Los derechos del niño son una chiquilinada
En los útimos tiempos han tenido lugar numerosas campañas, tanto públicas como privadas, tendientes a concientizar a la comunidad acerca de los derechos que deben reconocérsele a los niños, tomando como base la mayoría de ellas a la Convención que en la materia adoptara la Asamblea General de las Naciones Unidas en noviembre de 1989, y que fuera recepcionada por el derecho positivo en distintos países del mundo.
Dejaremos para otra ocasión el debate respecto de si en verdad, tiene sentido que exista tal cosa como las Naciones Unidas, organización que a nuestro juicio consiste en un “club de burócratas” que realizan las mismas actividades perniciosas que venían llevando a cabo en sus países de origen, solo que con distinto clima; para concentrar nuestras reflexiones en los aspectos que entendemos más jugosos de la Declaración de la ONU.
El documento en cuestión parte del mismo error que cometen casi la totalidad de nuestras legislaciones: creer que porque algo aparezca escrito en un papel, necesariamente va a ocurrir de esa manera, sin tomar en cuenta que a la realidad no le interesa lo que un grupo de individuos pueda decidir en una asamblea, por más numerosa y solemne que la misma sea.
El establecer que “el niño debe estar plenamente preparado para una vida independiente en sociedad y ser educado………, en un espíritu de paz, dignidad, tolerancia, libertad, igualdad y solidaridad”; que debe crecer “en un ambiente de felicidad, amor y comprensión” (Preámbulo); que el niño debe tener acceso a la información y al material que tengan por finalidad “ promover su bienestar social, espiritual y moral y su salud física y mental” para lo cual los Estados Partes, entre otras cosas “alentarán la producción y difusión de libros para niños” (Art.17); que se reconoce “el derecho de todos los niños a un nivel de vida adecuado para su desarrollo físico, mental, espiritual, moral y social” debiéndose hacer efectivos dichos derechos mediante “asistencia material y programas de apoyo, particularmente respecto de la nutrición, el vestuario y la vivienda” (Art.27); etc.; es meramente formular un largo y tedioso decálogo de pseudo-derechos, que en muchos casos ni siquiera nos atreveríamos a calificar de buenas intenciones, por la inmoralidad de sus implicancias y connotaciones.
Es conveniente destacar que el ser titular o no de derechos no es algo que dependa de cuantas velitas uno apaga el día de su cumpleaños.
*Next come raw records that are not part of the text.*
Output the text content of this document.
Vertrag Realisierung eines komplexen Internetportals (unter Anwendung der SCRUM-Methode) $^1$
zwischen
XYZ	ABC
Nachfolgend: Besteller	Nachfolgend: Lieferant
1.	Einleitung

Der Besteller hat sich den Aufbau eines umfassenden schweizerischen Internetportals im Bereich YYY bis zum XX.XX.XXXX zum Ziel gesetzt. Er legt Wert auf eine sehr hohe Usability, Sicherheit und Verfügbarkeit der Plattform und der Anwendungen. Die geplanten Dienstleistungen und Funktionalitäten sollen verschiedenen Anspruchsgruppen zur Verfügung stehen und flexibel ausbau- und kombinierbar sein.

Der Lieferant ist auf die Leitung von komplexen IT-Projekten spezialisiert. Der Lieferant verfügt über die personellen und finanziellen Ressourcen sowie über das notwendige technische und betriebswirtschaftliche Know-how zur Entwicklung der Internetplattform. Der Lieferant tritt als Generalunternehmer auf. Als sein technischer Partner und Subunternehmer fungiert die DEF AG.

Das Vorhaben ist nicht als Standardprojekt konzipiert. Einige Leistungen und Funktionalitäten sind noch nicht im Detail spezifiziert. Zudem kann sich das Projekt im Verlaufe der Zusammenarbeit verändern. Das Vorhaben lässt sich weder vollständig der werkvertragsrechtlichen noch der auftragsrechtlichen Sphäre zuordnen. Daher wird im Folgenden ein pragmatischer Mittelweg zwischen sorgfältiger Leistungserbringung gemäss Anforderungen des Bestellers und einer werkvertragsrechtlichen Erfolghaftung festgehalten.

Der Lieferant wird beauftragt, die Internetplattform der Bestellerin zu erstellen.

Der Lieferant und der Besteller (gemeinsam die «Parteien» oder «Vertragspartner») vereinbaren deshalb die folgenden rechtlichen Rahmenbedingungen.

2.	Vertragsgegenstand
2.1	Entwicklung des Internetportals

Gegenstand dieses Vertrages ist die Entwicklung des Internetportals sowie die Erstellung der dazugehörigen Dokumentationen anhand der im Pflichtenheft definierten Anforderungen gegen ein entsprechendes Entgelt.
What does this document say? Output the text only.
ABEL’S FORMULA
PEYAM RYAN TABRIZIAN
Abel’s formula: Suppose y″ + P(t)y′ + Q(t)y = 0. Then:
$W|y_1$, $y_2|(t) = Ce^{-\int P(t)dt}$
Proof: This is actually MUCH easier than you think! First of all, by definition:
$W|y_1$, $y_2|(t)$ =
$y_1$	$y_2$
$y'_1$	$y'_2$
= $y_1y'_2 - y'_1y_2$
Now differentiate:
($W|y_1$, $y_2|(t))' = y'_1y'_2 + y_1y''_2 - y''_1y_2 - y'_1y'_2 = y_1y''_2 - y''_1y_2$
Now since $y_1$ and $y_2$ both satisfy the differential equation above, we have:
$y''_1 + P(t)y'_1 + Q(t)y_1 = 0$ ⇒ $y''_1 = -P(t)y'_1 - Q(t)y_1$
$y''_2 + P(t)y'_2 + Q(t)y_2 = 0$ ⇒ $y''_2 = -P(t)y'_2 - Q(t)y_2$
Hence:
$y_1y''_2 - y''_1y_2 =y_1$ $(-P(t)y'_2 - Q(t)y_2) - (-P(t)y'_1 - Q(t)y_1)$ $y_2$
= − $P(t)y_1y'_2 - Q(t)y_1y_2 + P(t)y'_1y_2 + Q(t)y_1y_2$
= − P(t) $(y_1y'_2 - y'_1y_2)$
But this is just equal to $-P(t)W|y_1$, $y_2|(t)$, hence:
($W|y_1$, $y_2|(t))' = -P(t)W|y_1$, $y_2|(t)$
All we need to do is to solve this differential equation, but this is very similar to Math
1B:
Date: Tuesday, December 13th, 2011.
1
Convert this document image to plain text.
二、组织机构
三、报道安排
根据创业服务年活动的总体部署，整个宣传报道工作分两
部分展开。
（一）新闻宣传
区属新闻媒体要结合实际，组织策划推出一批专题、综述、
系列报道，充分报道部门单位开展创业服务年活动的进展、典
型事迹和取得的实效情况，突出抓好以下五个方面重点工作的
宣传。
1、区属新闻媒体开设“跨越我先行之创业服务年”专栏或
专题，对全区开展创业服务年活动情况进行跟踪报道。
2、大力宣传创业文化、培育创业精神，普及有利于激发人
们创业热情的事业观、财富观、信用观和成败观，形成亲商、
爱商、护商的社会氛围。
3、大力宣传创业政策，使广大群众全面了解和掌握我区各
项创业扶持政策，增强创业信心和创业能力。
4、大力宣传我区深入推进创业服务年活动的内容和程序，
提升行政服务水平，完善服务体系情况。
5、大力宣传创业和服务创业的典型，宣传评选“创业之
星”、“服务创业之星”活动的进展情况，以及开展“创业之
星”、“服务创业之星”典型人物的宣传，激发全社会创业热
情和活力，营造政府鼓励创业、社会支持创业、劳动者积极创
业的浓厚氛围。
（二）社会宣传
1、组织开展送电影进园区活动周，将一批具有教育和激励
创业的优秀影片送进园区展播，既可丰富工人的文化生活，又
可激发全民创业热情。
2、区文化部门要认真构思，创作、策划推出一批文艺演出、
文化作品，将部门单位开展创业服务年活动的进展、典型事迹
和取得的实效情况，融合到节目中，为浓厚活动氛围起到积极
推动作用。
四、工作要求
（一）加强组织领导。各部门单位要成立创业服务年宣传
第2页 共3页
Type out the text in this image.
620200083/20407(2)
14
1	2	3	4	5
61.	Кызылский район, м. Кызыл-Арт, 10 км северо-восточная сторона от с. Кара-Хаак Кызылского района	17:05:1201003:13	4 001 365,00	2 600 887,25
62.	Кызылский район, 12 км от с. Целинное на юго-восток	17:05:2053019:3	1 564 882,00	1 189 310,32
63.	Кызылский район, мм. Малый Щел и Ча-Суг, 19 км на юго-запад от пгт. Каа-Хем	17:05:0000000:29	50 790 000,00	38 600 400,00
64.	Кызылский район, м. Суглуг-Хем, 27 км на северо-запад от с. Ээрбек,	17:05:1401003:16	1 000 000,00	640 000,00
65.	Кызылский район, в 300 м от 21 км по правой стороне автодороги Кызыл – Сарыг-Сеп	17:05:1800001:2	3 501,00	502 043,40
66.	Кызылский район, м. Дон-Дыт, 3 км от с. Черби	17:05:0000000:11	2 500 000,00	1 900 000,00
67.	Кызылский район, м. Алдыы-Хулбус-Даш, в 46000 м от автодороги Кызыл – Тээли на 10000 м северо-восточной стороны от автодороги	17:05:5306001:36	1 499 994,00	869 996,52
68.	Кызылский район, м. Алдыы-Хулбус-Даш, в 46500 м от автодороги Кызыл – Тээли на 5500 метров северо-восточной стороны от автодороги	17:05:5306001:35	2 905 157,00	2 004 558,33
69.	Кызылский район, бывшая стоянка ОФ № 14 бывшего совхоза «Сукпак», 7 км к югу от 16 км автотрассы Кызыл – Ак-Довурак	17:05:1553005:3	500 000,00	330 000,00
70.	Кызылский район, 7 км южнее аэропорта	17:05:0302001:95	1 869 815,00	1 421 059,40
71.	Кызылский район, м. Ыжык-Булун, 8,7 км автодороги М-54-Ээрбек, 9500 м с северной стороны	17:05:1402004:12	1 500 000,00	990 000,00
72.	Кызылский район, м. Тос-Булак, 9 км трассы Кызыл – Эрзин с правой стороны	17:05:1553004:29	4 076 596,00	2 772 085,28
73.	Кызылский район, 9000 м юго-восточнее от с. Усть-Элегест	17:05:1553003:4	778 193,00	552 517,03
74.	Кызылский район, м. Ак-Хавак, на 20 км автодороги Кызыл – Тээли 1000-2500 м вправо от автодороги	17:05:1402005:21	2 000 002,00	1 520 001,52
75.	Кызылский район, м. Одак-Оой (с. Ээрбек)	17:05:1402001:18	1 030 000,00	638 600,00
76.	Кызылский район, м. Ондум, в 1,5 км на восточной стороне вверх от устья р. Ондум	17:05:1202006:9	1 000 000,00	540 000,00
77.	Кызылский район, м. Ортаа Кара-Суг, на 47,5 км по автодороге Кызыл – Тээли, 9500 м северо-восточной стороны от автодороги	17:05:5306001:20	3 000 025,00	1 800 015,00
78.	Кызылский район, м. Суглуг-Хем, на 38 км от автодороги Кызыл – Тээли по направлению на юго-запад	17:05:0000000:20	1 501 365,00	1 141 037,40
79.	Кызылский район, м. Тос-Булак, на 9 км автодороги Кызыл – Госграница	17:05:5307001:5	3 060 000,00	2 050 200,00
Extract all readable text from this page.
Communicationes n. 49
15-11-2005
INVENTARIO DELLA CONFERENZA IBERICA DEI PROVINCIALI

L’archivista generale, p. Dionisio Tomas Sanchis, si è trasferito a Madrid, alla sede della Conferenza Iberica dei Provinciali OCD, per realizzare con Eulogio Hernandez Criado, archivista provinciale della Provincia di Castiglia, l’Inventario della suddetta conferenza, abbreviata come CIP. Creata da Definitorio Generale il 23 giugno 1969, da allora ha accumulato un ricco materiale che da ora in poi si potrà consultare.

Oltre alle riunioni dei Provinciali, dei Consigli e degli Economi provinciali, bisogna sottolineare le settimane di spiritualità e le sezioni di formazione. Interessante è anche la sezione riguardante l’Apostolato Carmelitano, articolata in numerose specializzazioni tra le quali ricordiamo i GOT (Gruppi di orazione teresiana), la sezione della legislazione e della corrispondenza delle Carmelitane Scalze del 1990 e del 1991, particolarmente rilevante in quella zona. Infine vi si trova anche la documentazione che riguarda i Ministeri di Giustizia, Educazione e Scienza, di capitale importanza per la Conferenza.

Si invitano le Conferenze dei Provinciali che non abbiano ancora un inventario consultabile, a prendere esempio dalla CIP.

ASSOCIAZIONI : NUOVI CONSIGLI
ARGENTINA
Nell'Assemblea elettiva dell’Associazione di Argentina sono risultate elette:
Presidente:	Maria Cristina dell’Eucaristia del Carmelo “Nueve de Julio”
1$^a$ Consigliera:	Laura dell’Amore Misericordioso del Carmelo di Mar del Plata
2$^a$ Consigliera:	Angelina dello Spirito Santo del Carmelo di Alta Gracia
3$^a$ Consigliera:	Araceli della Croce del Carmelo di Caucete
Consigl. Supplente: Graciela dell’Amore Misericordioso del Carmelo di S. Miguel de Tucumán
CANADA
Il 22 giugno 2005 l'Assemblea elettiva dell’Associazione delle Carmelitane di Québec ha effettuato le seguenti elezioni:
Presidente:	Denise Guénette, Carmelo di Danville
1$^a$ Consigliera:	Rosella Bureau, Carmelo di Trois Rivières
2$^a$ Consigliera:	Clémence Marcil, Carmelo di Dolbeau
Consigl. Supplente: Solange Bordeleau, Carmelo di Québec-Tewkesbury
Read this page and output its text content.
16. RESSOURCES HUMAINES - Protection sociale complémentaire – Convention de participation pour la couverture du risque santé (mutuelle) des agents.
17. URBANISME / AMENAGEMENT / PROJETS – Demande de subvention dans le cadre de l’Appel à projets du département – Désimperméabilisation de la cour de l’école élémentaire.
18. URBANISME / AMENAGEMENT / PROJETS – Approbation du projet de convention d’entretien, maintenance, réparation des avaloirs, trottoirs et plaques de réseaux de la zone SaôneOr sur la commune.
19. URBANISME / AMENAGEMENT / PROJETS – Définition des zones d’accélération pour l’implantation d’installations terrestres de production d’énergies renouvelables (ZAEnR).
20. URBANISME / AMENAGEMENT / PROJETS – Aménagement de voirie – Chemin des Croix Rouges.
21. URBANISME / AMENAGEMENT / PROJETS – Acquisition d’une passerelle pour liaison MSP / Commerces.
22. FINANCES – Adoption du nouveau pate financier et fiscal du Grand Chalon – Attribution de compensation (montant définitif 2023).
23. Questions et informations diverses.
Los seres humanos tenemos derechos por nuestra condición de tales, y no por encontrarnos más cerca o más lejos del momento en que vinimos al mundo. En verdad, no existen los “derechos del niño”, como no existen los derechos de los de la “mediana edad” o de los ancianos. Lo mismo puede decirse de los supuestos "derechos del enfermo", ficción jurídica que deja supeditada la titularidad o no de derechos a lo que marque el termómetro clínico a lo largo de una jornada.
Los niños tienen exactamente los mismos derechos que los adultos: a la vida, a la propiedad , a la libertad, y a la búsqueda de la felicidad, los que son inherentes a la naturaleza humana y anteriores a toda actividad del legislador, nacional o supranacional. Lo único que cambia es que el ejercicio de los mismos estará tutelado por sus progenitores hasta tanto alcancen la mayoría de edad.
También es importante recordar que todo derecho genera como contrapartida una obligación para el resto de la sociedad, y que esa obligación sólo debería ser de índole negativa: la abstención de violar los derechos de nuestros semejantes. A lo único que deberíamos estar obligados es a no lesionar derechos de terceros, y a resguardar esto es a lo que debería avocarse exclusivamente un gobierno. Ahora bien, reconocer en algunas personas la titularidad de pseudo-derechos como lo hace la Convención de la ONU, implica gravar nuestras vidas con una hipoteca en favor de los demás, colocarnos en proveedores de los medios que permitan a otros la consecución de sus fines. En definitiva, nos convierte en el combustible que hará posible que otros transiten por la vida.
Es de esperar que algún día, quienes tienen a su cargo la función legislativa, antes de sancionar una norma observen cual es la naturaleza de un ser humano y cual es su rol dentro de una sociedad, y que se percaten de que los derechos individuales no son un juego.